Note: If you plan to use this code in production, implementing a caching layer for embeddings and responses would significantly reduce API calls and improve performance.

Jupyter Notebook

This project evolved from a Jupyter notebook where I explored and developed the core concepts. The notebook contains:

  • Detailed exploration of the RAG implementation
  • Step-by-step development of the ECO Assistant
  • Visualizations and output examples
  • Comprehensive documentation of the approach

I've included the original notebook in this repository to show my development process and provide additional context for how the project was created. The packaged Python code in this repository is a refined, production-ready implementation of the concepts developed in the notebook.

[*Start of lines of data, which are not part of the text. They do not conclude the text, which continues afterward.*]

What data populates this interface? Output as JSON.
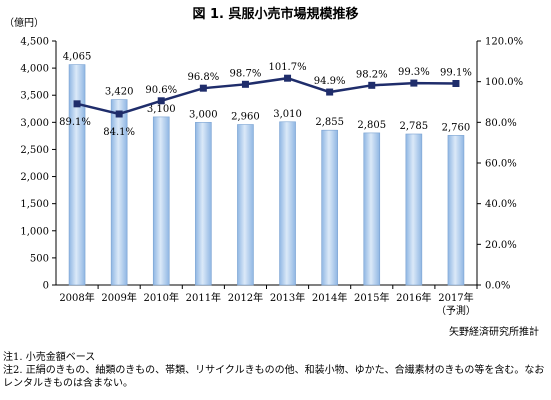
{
  "title": "図 1. 呉服小売市場規模推移",
  "source": "矢野経済研究所推計",
  "notes": [
    "注1. 小売金額ベース",
    "注2. 正絹のきもの、紬類のきもの、帯類、リサイクルきものの他、和装小物、ゆかた、合繊素材のきもの等を含む。なおレンタルきものは含まない。"
  ],
  "chart_data": {
    "type": "bar",
    "categories": [
      "2008年",
      "2009年",
      "2010年",
      "2011年",
      "2012年",
      "2013年",
      "2014年",
      "2015年",
      "2016年",
      "2017年"
    ],
    "category_sub": [
      "",
      "",
      "",
      "",
      "",
      "",
      "",
      "",
      "",
      "（予測）"
    ],
    "ylabel": "（億円）",
    "ylim": [
      0,
      4500
    ],
    "y2lim": [
      0,
      120
    ],
    "yticks": [
      "0",
      "500",
      "1,000",
      "1,500",
      "2,000",
      "2,500",
      "3,000",
      "3,500",
      "4,000",
      "4,500"
    ],
    "y2ticks": [
      "0.0%",
      "20.0%",
      "40.0%",
      "60.0%",
      "80.0%",
      "100.0%",
      "120.0%"
    ],
    "series": [
      {
        "type": "bar",
        "values": [
          4065,
          3420,
          3100,
          3000,
          2960,
          3010,
          2855,
          2805,
          2785,
          2760
        ],
        "labels": [
          "4,065",
          "3,420",
          "3,100",
          "3,000",
          "2,960",
          "3,010",
          "2,855",
          "2,805",
          "2,785",
          "2,760"
        ]
      },
      {
        "type": "line",
        "axis": "right",
        "values": [
          89.1,
          84.1,
          90.6,
          96.8,
          98.7,
          101.7,
          94.9,
          98.2,
          99.3,
          99.1
        ],
        "labels": [
          "89.1%",
          "84.1%",
          "90.6%",
          "96.8%",
          "98.7%",
          "101.7%",
          "94.9%",
          "98.2%",
          "99.3%",
          "99.1%"
        ]
      }
    ],
    "grid": false,
    "colors": {
      "bar_light": "#dbe9f8",
      "bar_dark": "#8fb6e3",
      "bar_edge": "#7aa2d2",
      "line": "#1f2d6b"
    }
  }
}
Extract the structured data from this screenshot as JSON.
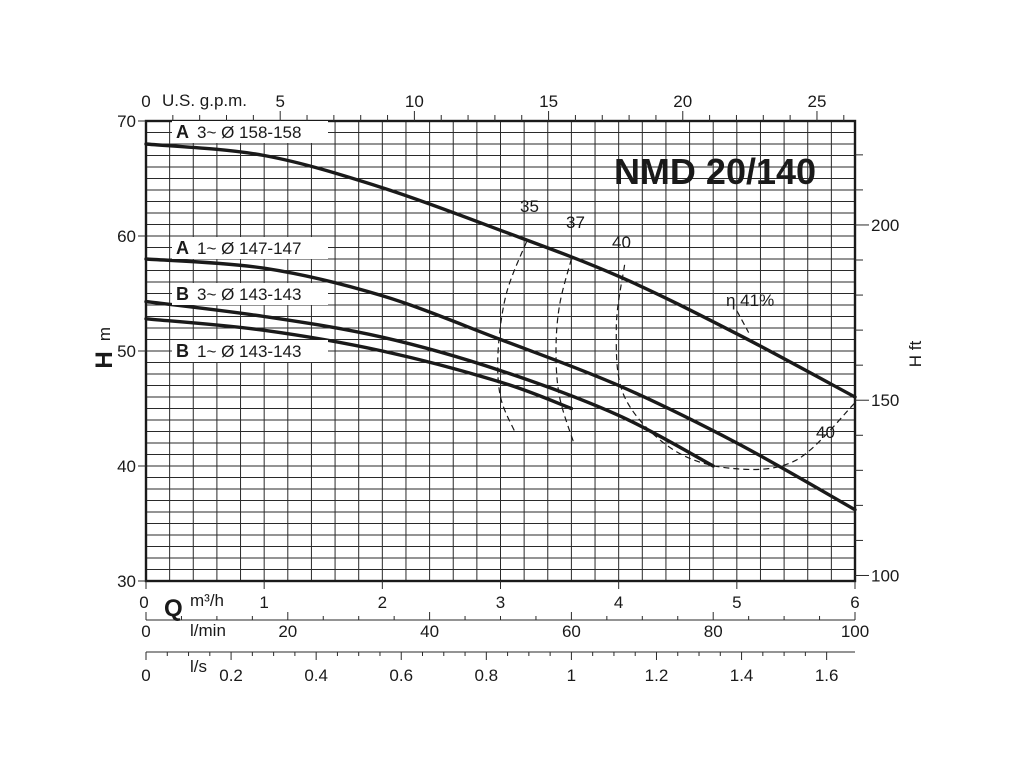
{
  "chart_data": {
    "type": "line",
    "title": "NMD 20/140",
    "xlabel": "Q",
    "ylabel": "H",
    "xlim": [
      0,
      6
    ],
    "ylim": [
      30,
      70
    ],
    "grid": true,
    "axes": {
      "left": {
        "name": "H",
        "unit": "m",
        "ticks": [
          "30",
          "40",
          "50",
          "60",
          "70"
        ]
      },
      "right": {
        "name": "H ft",
        "ticks": [
          "100",
          "150",
          "200"
        ]
      },
      "top": {
        "name": "U.S. g.p.m.",
        "ticks": [
          "0",
          "5",
          "10",
          "15",
          "20",
          "25"
        ]
      },
      "bottom_m3h": {
        "name": "Q",
        "unit": "m³/h",
        "ticks": [
          "0",
          "1",
          "2",
          "3",
          "4",
          "5",
          "6"
        ]
      },
      "bottom_lmin": {
        "unit": "l/min",
        "ticks": [
          "0",
          "20",
          "40",
          "60",
          "80",
          "100"
        ]
      },
      "bottom_ls": {
        "unit": "l/s",
        "ticks": [
          "0",
          "0.2",
          "0.4",
          "0.6",
          "0.8",
          "1",
          "1.2",
          "1.4",
          "1.6"
        ]
      }
    },
    "series": [
      {
        "name": "A 3~ Ø 158-158",
        "label_parts": [
          "A",
          "3~",
          "Ø 158-158"
        ],
        "x": [
          0,
          1,
          2,
          3,
          4,
          5,
          6
        ],
        "y": [
          68.0,
          67.0,
          64.2,
          60.5,
          56.5,
          51.5,
          46.0
        ]
      },
      {
        "name": "A 1~ Ø 147-147",
        "label_parts": [
          "A",
          "1~",
          "Ø 147-147"
        ],
        "x": [
          0,
          1,
          2,
          3,
          4,
          5,
          6
        ],
        "y": [
          58.0,
          57.2,
          54.8,
          51.0,
          47.0,
          42.0,
          36.2
        ]
      },
      {
        "name": "B 3~ Ø 143-143",
        "label_parts": [
          "B",
          "3~",
          "Ø 143-143"
        ],
        "x": [
          0,
          1,
          2,
          3,
          4,
          4.8
        ],
        "y": [
          54.3,
          53.0,
          51.2,
          48.3,
          44.4,
          40.0
        ]
      },
      {
        "name": "B 1~ Ø 143-143",
        "label_parts": [
          "B",
          "1~",
          "Ø 143-143"
        ],
        "x": [
          0,
          1,
          2,
          3,
          3.6
        ],
        "y": [
          52.8,
          51.8,
          50.0,
          47.3,
          45.0
        ]
      }
    ],
    "efficiency": {
      "symbol": "η",
      "labels": [
        "35",
        "37",
        "40",
        "41%",
        "40"
      ],
      "contours": [
        {
          "label": "35",
          "x": [
            3.22,
            3.05,
            2.98,
            3.0,
            3.12
          ],
          "y": [
            59.5,
            55.0,
            50.0,
            46.0,
            43.0
          ]
        },
        {
          "label": "37",
          "x": [
            3.6,
            3.5,
            3.47,
            3.5,
            3.62
          ],
          "y": [
            58.0,
            54.0,
            50.0,
            46.0,
            42.0
          ]
        },
        {
          "label": "40 / 41%",
          "x": [
            4.05,
            3.98,
            4.05,
            4.45,
            4.95,
            5.5,
            6.0
          ],
          "y": [
            57.5,
            52.0,
            46.0,
            41.5,
            39.8,
            40.5,
            45.5
          ]
        }
      ]
    }
  },
  "labels": {
    "title": "NMD 20/140",
    "top_unit": "U.S. g.p.m.",
    "left_name": "H",
    "left_unit": "m",
    "right_name": "H ft",
    "q_symbol": "Q",
    "q_unit_m3h": "m³/h",
    "q_unit_lmin": "l/min",
    "q_unit_ls": "l/s",
    "eta_label": "η 41%",
    "eff_35": "35",
    "eff_37": "37",
    "eff_40_top": "40",
    "eff_40_right": "40"
  }
}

To explore the development process:

jupyter notebook notebooks/ECO-assistant.ipynb

About the Data

All ECO documents included in this project are synthetic and were created solely for educational purposes. The documents are located in the SYNT_DOCS folder and represent fictional engineering change orders for the "MatrixSync X100" fitness tracker - a product that doesn't exist.

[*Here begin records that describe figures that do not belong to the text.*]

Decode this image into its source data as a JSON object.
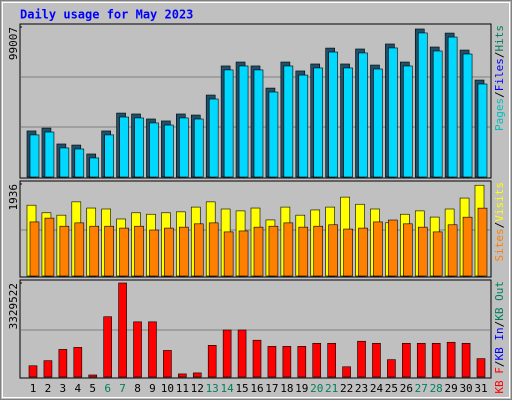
{
  "chart_data": [
    {
      "type": "bar",
      "title": "Daily usage for May 2023",
      "ylim": [
        0,
        99007
      ],
      "yticks": [
        99007
      ],
      "legend": [
        {
          "name": "Pages",
          "color": "#00c0c0"
        },
        {
          "name": "Files",
          "color": "#0000ff"
        },
        {
          "name": "Hits",
          "color": "#00805c"
        }
      ],
      "series": [
        {
          "name": "Hits",
          "color": "#20506a",
          "values": [
            30400,
            32300,
            21800,
            21100,
            15200,
            30400,
            42200,
            41600,
            38300,
            37000,
            41600,
            40900,
            54100,
            73300,
            75900,
            73300,
            58700,
            75900,
            70000,
            74600,
            85100,
            74600,
            84500,
            73900,
            87800,
            75900,
            97700,
            85800,
            95000,
            83800,
            64000
          ]
        },
        {
          "name": "Files",
          "color": "#00d8ff",
          "values": [
            29100,
            31000,
            20500,
            19800,
            13900,
            29100,
            40900,
            40300,
            37000,
            35600,
            40300,
            39600,
            52800,
            72000,
            74600,
            72000,
            57400,
            74600,
            68600,
            73300,
            83800,
            73300,
            83200,
            72600,
            86500,
            74600,
            96400,
            84500,
            93700,
            82500,
            62700
          ]
        }
      ]
    },
    {
      "type": "bar",
      "ylim": [
        0,
        1936
      ],
      "yticks": [
        1936
      ],
      "legend": [
        {
          "name": "Sites",
          "color": "#ff8000"
        },
        {
          "name": "Visits",
          "color": "#ffff00"
        }
      ],
      "series": [
        {
          "name": "Visits",
          "color": "#ffff00",
          "values": [
            1490,
            1330,
            1280,
            1560,
            1430,
            1410,
            1200,
            1330,
            1300,
            1330,
            1350,
            1450,
            1560,
            1410,
            1370,
            1430,
            1180,
            1450,
            1280,
            1390,
            1450,
            1660,
            1510,
            1410,
            1120,
            1300,
            1370,
            1240,
            1410,
            1640,
            1910
          ]
        },
        {
          "name": "Sites",
          "color": "#ff8000",
          "values": [
            1180,
            1260,
            1090,
            1160,
            1090,
            1090,
            1050,
            1090,
            1010,
            1050,
            1070,
            1140,
            1160,
            970,
            990,
            1070,
            1090,
            1160,
            1070,
            1090,
            1120,
            1030,
            1050,
            1180,
            1220,
            1140,
            1070,
            970,
            1120,
            1280,
            1470
          ]
        }
      ]
    },
    {
      "type": "bar",
      "ylim": [
        0,
        3329522
      ],
      "yticks": [
        3329522
      ],
      "legend": [
        {
          "name": "KB F",
          "color": "#ff0000"
        },
        {
          "name": "KB In",
          "color": "#0000ff"
        },
        {
          "name": "KB Out",
          "color": "#00805c"
        }
      ],
      "categories": [
        "1",
        "2",
        "3",
        "4",
        "5",
        "6",
        "7",
        "8",
        "9",
        "10",
        "11",
        "12",
        "13",
        "14",
        "15",
        "16",
        "17",
        "18",
        "19",
        "20",
        "21",
        "22",
        "23",
        "24",
        "25",
        "26",
        "27",
        "28",
        "29",
        "30",
        "31"
      ],
      "category_colors": [
        "#000000",
        "#000000",
        "#000000",
        "#000000",
        "#000000",
        "#00805c",
        "#00805c",
        "#000000",
        "#000000",
        "#000000",
        "#000000",
        "#000000",
        "#00805c",
        "#00805c",
        "#000000",
        "#000000",
        "#000000",
        "#000000",
        "#000000",
        "#00805c",
        "#00805c",
        "#000000",
        "#000000",
        "#000000",
        "#000000",
        "#000000",
        "#00805c",
        "#00805c",
        "#000000",
        "#000000",
        "#000000"
      ],
      "series": [
        {
          "name": "KB F",
          "color": "#ff0000",
          "values": [
            398000,
            579000,
            977000,
            1049000,
            72000,
            2135000,
            3330000,
            1954000,
            1954000,
            941000,
            109000,
            145000,
            1122000,
            1665000,
            1665000,
            1303000,
            1086000,
            1086000,
            1086000,
            1194000,
            1194000,
            362000,
            1267000,
            1194000,
            615000,
            1194000,
            1194000,
            1194000,
            1231000,
            1194000,
            651000
          ]
        }
      ]
    }
  ]
}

These synthetic documents demonstrate common patterns found in engineering change management but do not reflect any real products, companies, or proprietary information. They showcase various types of engineering changes including:

  • Hardware modifications
  • Component replacements
  • Material changes
  • Firmware updates

The synthetic nature of these documents makes this project suitable for educational use without concerns about intellectual property or confidential information.

Acknowledgements

This project builds upon foundation concepts and patterns learned from the Google Generative AI with Gemini API course on Kaggle. Specifically, the following implementation patterns were adapted from the course labs:

  • Basic Gemini API integration and configuration
  • RAG implementation framework using ChromaDB vector storage
  • Few-shot prompting techniques for consistent extraction
  • Structured output generation using LangChain

I've extended these concepts to create a specialized application for Engineering Change Order (ECO) processing, adding:

  • Domain-specific prompting for ECO document understanding
  • Comprehensive error handling and rate limit management
  • Structured data extraction pipeline for ECO metadata
  • Email generation for stakeholder communications
  • Batch processing capabilities for multiple ECOs

The course provided an excellent learning foundation that was then applied to this specialized domain to solve real-world engineering documentation challenges. All ECO documents are fictional and created for demonstration purposes only.


Licensing

Code

All source code in this repository is licensed under the MIT License.

Dataset

The dataset located in the SYNT_DOCS/ folder is licensed under the Creative Commons Attribution-NonCommercial 4.0 International (CC BY-NC 4.0).

Under the following terms:

  • Attribution — You must give appropriate credit, provide a link to the license, and indicate if changes were made.
  • NonCommercial — You may not use the dataset for commercial purposes.

This license applies only to the contents of the SYNT_DOCS/ directory.